Acidentes domésticos na era digital
Ontem fiz uma pequena tentativa de suicídio/auto-mutilação (estou indecisa ainda na denominação, embora possam ser uma e a mesma coisa). Para não ir directa ao pescoço ou aos pulsos - que mesmo na hora da extrema violência evito os clichés - resovi começar pelo dedo indicador, decepando-o (para disfarçar, fingi que estava apenas a tentar cortar pão duro e ninguém desconfiou). O meu primeiro alívio (segundo, se contarmos com a água oxigenada) foi reparar que o dano se deu na mão esquerda, esse membro conhecido pela sua inutilidade na redacção de guiões e outro tipo de documentos.
Conclusão erradíssima. Na era da web 2.0 as facas são as mesmas e cortam tanto como no início do século, mas as canetas são cada vez mais obsoletas. Agora escrevo com quase todos os dedos das duas mãos (e anseio um dia fazê-lo também com os pés, como aqueles talentosos pintores deficientes que vendem quadros na época do Natal - sou menos talentosa mas igualmente persistente).

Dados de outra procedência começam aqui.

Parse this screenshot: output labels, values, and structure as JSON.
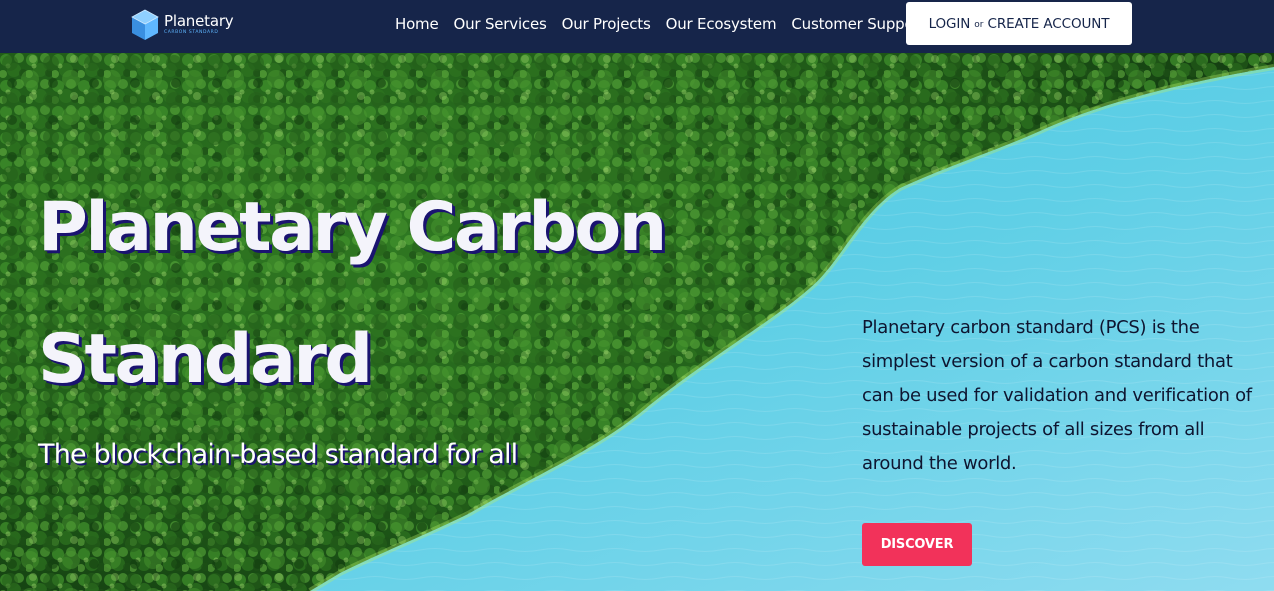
{
  "brand": {
    "name": "Planetary",
    "tagline": "CARBON STANDARD",
    "logo_icon": "cube-icon",
    "colors": {
      "navbar": "#16254a",
      "accent": "#f2325a",
      "logo_blue": "#5fb7ff"
    }
  },
  "nav": {
    "links": [
      {
        "label": "Home"
      },
      {
        "label": "Our Services"
      },
      {
        "label": "Our Projects"
      },
      {
        "label": "Our Ecosystem"
      },
      {
        "label": "Customer Support"
      }
    ],
    "login": {
      "primary": "LOGIN",
      "or": "or",
      "secondary": "CREATE ACCOUNT"
    }
  },
  "hero": {
    "title_line1": "Planetary Carbon",
    "title_line2": "Standard",
    "subtitle": "The blockchain-based standard for all",
    "description": "Planetary carbon standard (PCS) is the simplest version of a carbon standard that can be used for validation and verification of sustainable projects of all sizes from all around the world.",
    "cta": "DISCOVER",
    "background": "aerial-forest-and-lake-image"
  }
}
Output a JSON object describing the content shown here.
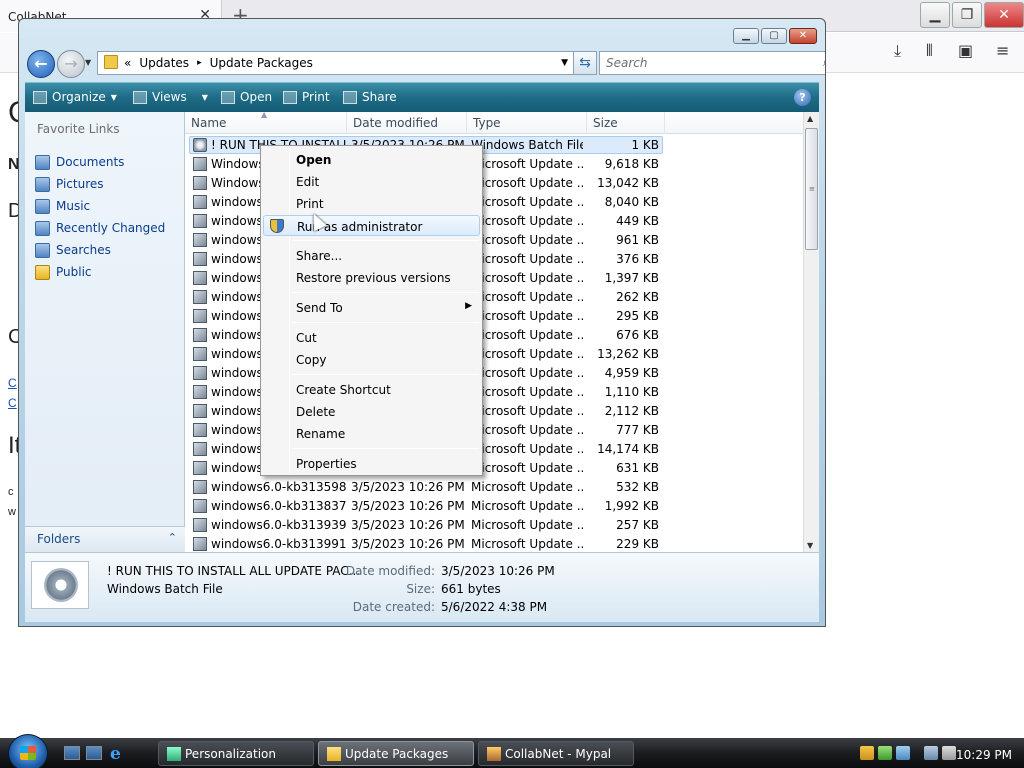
{
  "browser": {
    "tab_title": "CollabNet",
    "tab_close": "✕",
    "new_tab": "+",
    "page_fragments": [
      "C",
      "N",
      "D",
      "C",
      "C",
      "C",
      "It",
      "c",
      "w"
    ]
  },
  "explorer": {
    "breadcrumb": {
      "chevrons": "«",
      "items": [
        "Updates",
        "Update Packages"
      ],
      "separator": "▸"
    },
    "search_placeholder": "Search",
    "toolbar": {
      "organize": "Organize",
      "views": "Views",
      "open": "Open",
      "print": "Print",
      "share": "Share",
      "help": "?"
    },
    "left_pane": {
      "title": "Favorite Links",
      "items": [
        "Documents",
        "Pictures",
        "Music",
        "Recently Changed",
        "Searches",
        "Public"
      ],
      "folders_label": "Folders",
      "folders_chevron": "⌃"
    },
    "columns": [
      "Name",
      "Date modified",
      "Type",
      "Size"
    ],
    "rows": [
      {
        "name": "! RUN THIS TO INSTALL",
        "date": "3/5/2023 10:26 PM",
        "type": "Windows Batch File",
        "size": "1 KB"
      },
      {
        "name": "Windows",
        "date": "",
        "type": "Microsoft Update ...",
        "size": "9,618 KB"
      },
      {
        "name": "Windows",
        "date": "",
        "type": "Microsoft Update ...",
        "size": "13,042 KB"
      },
      {
        "name": "windows",
        "date": "",
        "type": "Microsoft Update ...",
        "size": "8,040 KB"
      },
      {
        "name": "windows",
        "date": "",
        "type": "Microsoft Update ...",
        "size": "449 KB"
      },
      {
        "name": "windows",
        "date": "",
        "type": "Microsoft Update ...",
        "size": "961 KB"
      },
      {
        "name": "windows",
        "date": "",
        "type": "Microsoft Update ...",
        "size": "376 KB"
      },
      {
        "name": "windows",
        "date": "",
        "type": "Microsoft Update ...",
        "size": "1,397 KB"
      },
      {
        "name": "windows",
        "date": "",
        "type": "Microsoft Update ...",
        "size": "262 KB"
      },
      {
        "name": "windows",
        "date": "",
        "type": "Microsoft Update ...",
        "size": "295 KB"
      },
      {
        "name": "windows",
        "date": "",
        "type": "Microsoft Update ...",
        "size": "676 KB"
      },
      {
        "name": "windows",
        "date": "",
        "type": "Microsoft Update ...",
        "size": "13,262 KB"
      },
      {
        "name": "windows",
        "date": "",
        "type": "Microsoft Update ...",
        "size": "4,959 KB"
      },
      {
        "name": "windows",
        "date": "",
        "type": "Microsoft Update ...",
        "size": "1,110 KB"
      },
      {
        "name": "windows",
        "date": "",
        "type": "Microsoft Update ...",
        "size": "2,112 KB"
      },
      {
        "name": "windows",
        "date": "",
        "type": "Microsoft Update ...",
        "size": "777 KB"
      },
      {
        "name": "windows",
        "date": "",
        "type": "Microsoft Update ...",
        "size": "14,174 KB"
      },
      {
        "name": "windows",
        "date": "",
        "type": "Microsoft Update ...",
        "size": "631 KB"
      },
      {
        "name": "windows6.0-kb313598...",
        "date": "3/5/2023 10:26 PM",
        "type": "Microsoft Update ...",
        "size": "532 KB"
      },
      {
        "name": "windows6.0-kb313837...",
        "date": "3/5/2023 10:26 PM",
        "type": "Microsoft Update ...",
        "size": "1,992 KB"
      },
      {
        "name": "windows6.0-kb313939...",
        "date": "3/5/2023 10:26 PM",
        "type": "Microsoft Update ...",
        "size": "257 KB"
      },
      {
        "name": "windows6.0-kb313991...",
        "date": "3/5/2023 10:26 PM",
        "type": "Microsoft Update ...",
        "size": "229 KB"
      }
    ],
    "details": {
      "name": "! RUN THIS TO INSTALL ALL UPDATE PAC...",
      "type": "Windows Batch File",
      "modified_label": "Date modified:",
      "modified_value": "3/5/2023 10:26 PM",
      "size_label": "Size:",
      "size_value": "661 bytes",
      "created_label": "Date created:",
      "created_value": "5/6/2022 4:38 PM"
    }
  },
  "context_menu": {
    "items": [
      {
        "label": "Open",
        "bold": true
      },
      {
        "label": "Edit"
      },
      {
        "label": "Print"
      },
      {
        "label": "Run as administrator",
        "highlighted": true,
        "icon": "shield-icon"
      },
      {
        "label": "Share..."
      },
      {
        "label": "Restore previous versions"
      },
      {
        "label": "Send To",
        "submenu_arrow": "▶"
      },
      {
        "label": "Cut"
      },
      {
        "label": "Copy"
      },
      {
        "label": "Create Shortcut"
      },
      {
        "label": "Delete"
      },
      {
        "label": "Rename"
      },
      {
        "label": "Properties"
      }
    ]
  },
  "taskbar": {
    "buttons": [
      {
        "label": "Personalization"
      },
      {
        "label": "Update Packages",
        "active": true
      },
      {
        "label": "CollabNet - Mypal"
      }
    ],
    "clock": "10:29 PM"
  },
  "colors": {
    "cmdbar": "#1d6b86",
    "link": "#0b3c8c",
    "selection": "#dcebfb"
  }
}
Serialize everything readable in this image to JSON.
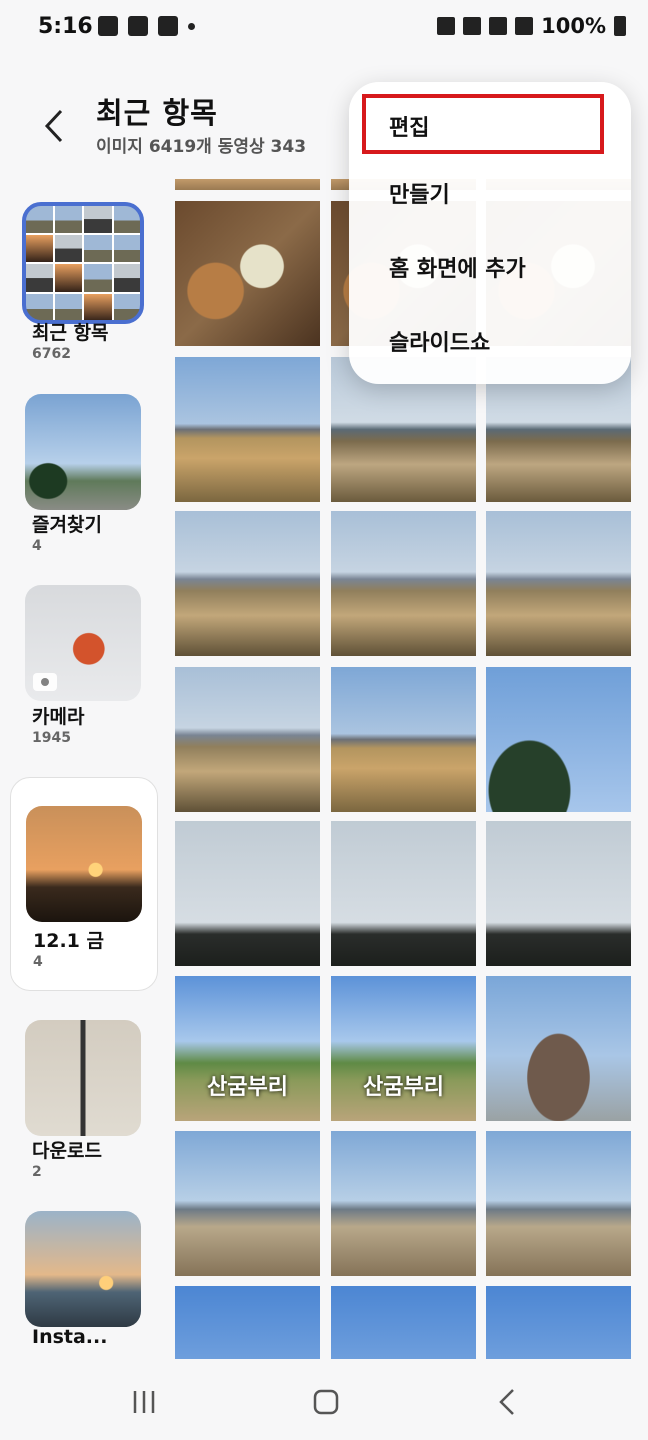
{
  "status": {
    "time": "5:16",
    "battery": "100%"
  },
  "header": {
    "title": "최근 항목",
    "subtitle": "이미지 6419개 동영상 343"
  },
  "albums": [
    {
      "name": "최근 항목",
      "count": "6762"
    },
    {
      "name": "즐겨찾기",
      "count": "4"
    },
    {
      "name": "카메라",
      "count": "1945"
    },
    {
      "name": "12.1 금",
      "count": "4"
    },
    {
      "name": "다운로드",
      "count": "2"
    },
    {
      "name": "Insta...",
      "count": ""
    }
  ],
  "photo_text": {
    "sanbumbu": "산굼부리"
  },
  "menu": {
    "items": [
      "편집",
      "만들기",
      "홈 화면에 추가",
      "슬라이드쇼"
    ]
  },
  "colors": {
    "highlight": "#d7191c",
    "selected": "#4a6fd0"
  }
}
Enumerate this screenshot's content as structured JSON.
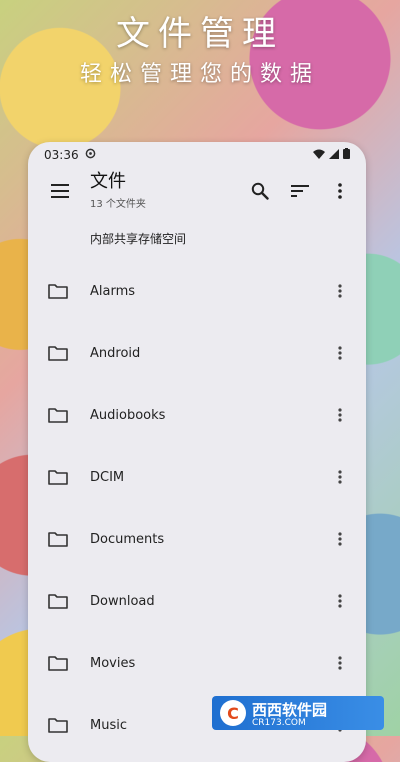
{
  "banner": {
    "title": "文件管理",
    "subtitle": "轻松管理您的数据"
  },
  "status": {
    "time": "03:36",
    "icons": [
      "sync-icon",
      "wifi-icon",
      "signal-icon",
      "battery-icon"
    ]
  },
  "toolbar": {
    "title": "文件",
    "subtitle": "13 个文件夹",
    "icons": [
      "menu-icon",
      "search-icon",
      "sort-icon",
      "more-vert-icon"
    ]
  },
  "breadcrumb": "内部共享存储空间",
  "folders": [
    {
      "name": "Alarms"
    },
    {
      "name": "Android"
    },
    {
      "name": "Audiobooks"
    },
    {
      "name": "DCIM"
    },
    {
      "name": "Documents"
    },
    {
      "name": "Download"
    },
    {
      "name": "Movies"
    },
    {
      "name": "Music"
    }
  ],
  "watermark": {
    "brand": "西西软件园",
    "site": "CR173.COM"
  }
}
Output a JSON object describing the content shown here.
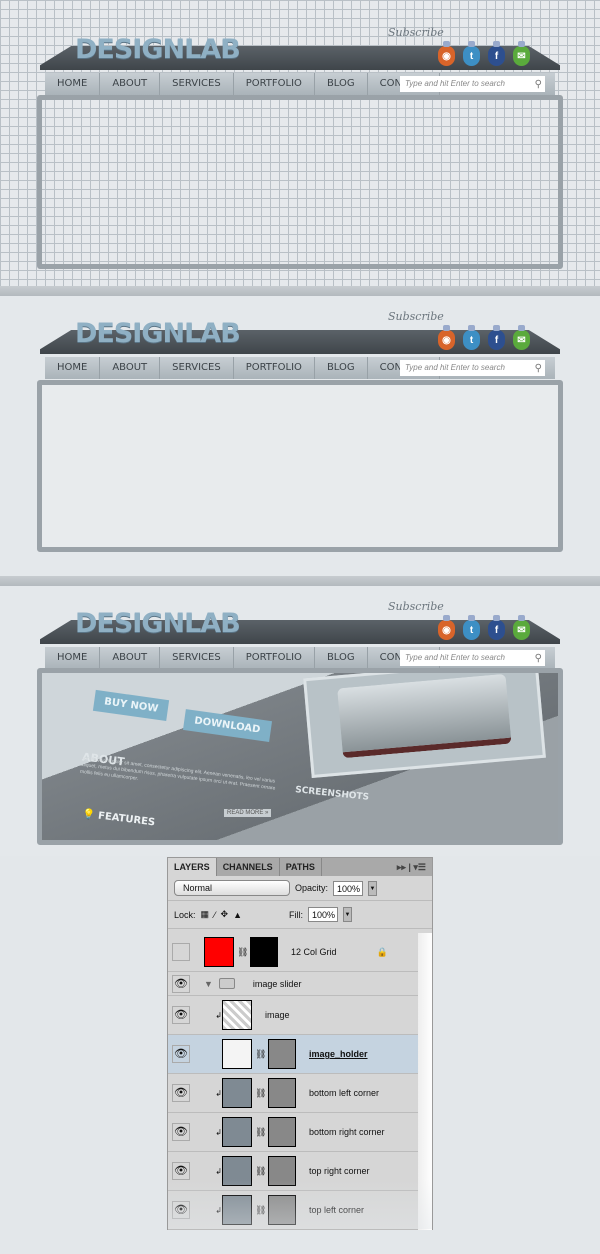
{
  "site": {
    "logo": "DESIGNLAB",
    "subscribe": "Subscribe",
    "social": [
      {
        "icon": "rss-icon",
        "glyph": "◉",
        "color": "#d8642a"
      },
      {
        "icon": "twitter-icon",
        "glyph": "t",
        "color": "#3d8fc4"
      },
      {
        "icon": "facebook-icon",
        "glyph": "f",
        "color": "#2d4f8f"
      },
      {
        "icon": "email-icon",
        "glyph": "✉",
        "color": "#5aaa3c"
      }
    ],
    "nav": [
      "HOME",
      "ABOUT",
      "SERVICES",
      "PORTFOLIO",
      "BLOG",
      "CONTACT"
    ],
    "search_placeholder": "Type and hit Enter to search"
  },
  "slider": {
    "buy_now": "BUY NOW",
    "download": "DOWNLOAD",
    "about": "ABOUT",
    "about_text": "Lorem ipsum dolor sit amet, consectetur adipiscing elit. Aenean venenatis, leo vel varius aliquet, metus dui bibendum risus, pharetra vulputate ipsum orci ut erat. Praesent ornare mollis felis eu ullamcorper.",
    "read_more": "READ MORE »",
    "screenshots": "SCREENSHOTS",
    "features": "FEATURES"
  },
  "panel": {
    "tabs": [
      "LAYERS",
      "CHANNELS",
      "PATHS"
    ],
    "blend_mode": "Normal",
    "opacity_label": "Opacity:",
    "opacity": "100%",
    "lock_label": "Lock:",
    "fill_label": "Fill:",
    "fill": "100%",
    "layers": [
      {
        "name": "12 Col Grid",
        "visible": false,
        "locked": true
      },
      {
        "name": "image slider",
        "group": true,
        "visible": true
      },
      {
        "name": "image",
        "visible": true
      },
      {
        "name": "image_holder",
        "visible": true,
        "selected": true
      },
      {
        "name": "bottom left corner",
        "visible": true
      },
      {
        "name": "bottom right corner",
        "visible": true
      },
      {
        "name": "top right corner",
        "visible": true
      },
      {
        "name": "top left corner",
        "visible": true
      }
    ]
  }
}
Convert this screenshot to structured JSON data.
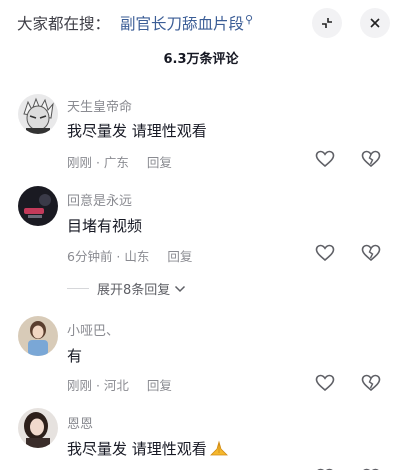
{
  "header": {
    "search_prefix": "大家都在搜：",
    "search_term": "副官长刀舔血片段",
    "search_icon": "search-icon",
    "shrink_icon": "collapse-window-icon",
    "close_icon": "close-icon"
  },
  "comment_count": "6.3万条评论",
  "comments": [
    {
      "username": "天生皇帝命",
      "text": "我尽量发 请理性观看",
      "time": "刚刚 · 广东",
      "reply": "回复"
    },
    {
      "username": "回意是永远",
      "text": "目堵有视频",
      "time": "6分钟前 · 山东",
      "reply": "回复",
      "expand": "展开8条回复"
    },
    {
      "username": "小哑巴、",
      "text": "有",
      "time": "刚刚 · 河北",
      "reply": "回复"
    },
    {
      "username": "恩恩",
      "text": "我尽量发  请理性观看",
      "emoji": "praying-hands-emoji"
    }
  ],
  "colors": {
    "link_blue": "#3b5d96",
    "secondary_text": "#8a8b91",
    "primary_text": "#161823"
  }
}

E dói-me muito o dedo esquerdo, responsável por um vasto lote de letras (toda a sequência QWERT e outras mais).
O meu suspiro, porém, não é de dor. É de saudade das canetas de tinta permanente. Da Parker. Coisas bonitas, com estojo, com classe, com tudo. Nada a ver com este matacão pouco elegante que dá pelo nome de teclado.